A compound path is a collection of paths that through one process or another have been combined to create subpaths. You may notice the shapes share certain attributes, like stroke colour and width, but are also independently editable and moveable. Compound paths are often used to create shapes with holes, but if you let your imagination run wild they can make very interesting compositions.

Path direction

The first thing to know is that paths have a direction! If I create two rectangles with the pen tool, the first in a clockwise direction and the second in an anticlockwise direction, they may look the same on the surface, but they have different directions.

In the fantastical world of vectors, there are times when this direction is important. So important in fact that in the Path Menu there is a Reverse Path Direction option, which will reverse your path direction should you ever find it is going the wrong way!

In compound paths the direction of your subpaths changes the way they behave. Overlapping subpaths of the same direction will all share a fill colour, while overlapping subpaths of opposite direction will result in a hole.

Shared properties

A compound path will share shadow, opacity, stroke and fill properties, no matter how many subpaths it contains. Even if you think you only have one subpath selected any changes you make will be applied to all subpaths in that compound path.

Deleting, Copying and Pasting Compound Paths

When you delete a compound path only the paths that are selected will be removed. So if I select and delete the outer path of this shape, the remaining smaller circles will remain and will still be linked.

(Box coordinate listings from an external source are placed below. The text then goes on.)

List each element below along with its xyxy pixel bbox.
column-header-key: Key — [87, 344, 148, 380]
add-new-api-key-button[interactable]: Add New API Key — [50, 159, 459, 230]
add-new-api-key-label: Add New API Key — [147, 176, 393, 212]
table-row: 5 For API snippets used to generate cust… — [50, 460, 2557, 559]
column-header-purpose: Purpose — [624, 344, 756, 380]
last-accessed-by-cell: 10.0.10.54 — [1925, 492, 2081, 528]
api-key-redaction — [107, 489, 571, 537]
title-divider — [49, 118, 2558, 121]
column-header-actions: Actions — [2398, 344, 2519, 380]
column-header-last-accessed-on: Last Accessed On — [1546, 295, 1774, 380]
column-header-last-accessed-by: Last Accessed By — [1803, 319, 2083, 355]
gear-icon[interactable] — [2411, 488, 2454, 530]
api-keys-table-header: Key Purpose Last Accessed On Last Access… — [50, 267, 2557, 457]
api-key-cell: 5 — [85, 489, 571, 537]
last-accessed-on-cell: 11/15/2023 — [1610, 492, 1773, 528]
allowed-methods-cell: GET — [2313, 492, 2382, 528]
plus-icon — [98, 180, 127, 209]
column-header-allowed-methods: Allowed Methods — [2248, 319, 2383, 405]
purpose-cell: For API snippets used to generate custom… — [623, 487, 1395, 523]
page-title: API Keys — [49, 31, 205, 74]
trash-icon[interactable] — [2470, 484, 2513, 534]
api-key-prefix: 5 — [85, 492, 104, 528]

When copying a compound path all subpaths will be copied, even if you only select one path. So, if I select the outer ring of this compound path and use copy, then move to a different layer and paste it the entire compound path will be pasted. The same will happen if I duplicate my compound path.

Moving compound paths

The position and anchors of each subpath that makes up a compound path remain individually editable. The means you can change the shape, size or position of any subpath.

To manipulate an individual subpath you need to select that specific path. If a fill colour is applied to your compound path, tapping it will result in all subpaths being selected.

To move the compound path as one you need to ensure all subpaths are selected. So in the case of this letter ‘P’ just grabbing the outer shape will leave the inner path behind! This can be a lot of fun when working with some shapes, but in the case of a letter it is best to make sure everything is selected before moving.

That’s not to say you can’t move just one subpath at a time. Overlapping subpaths can be used to create all sorts of weird and wonderful shapes. As you can see parts of a subpath that no longer intersects another subpath will suddenly appear filled.

I will cover creating and editing compound paths more in my Path Menu Videos, but for now if you encounter one of these magical shapes, have fun and know you haven’t broken anything!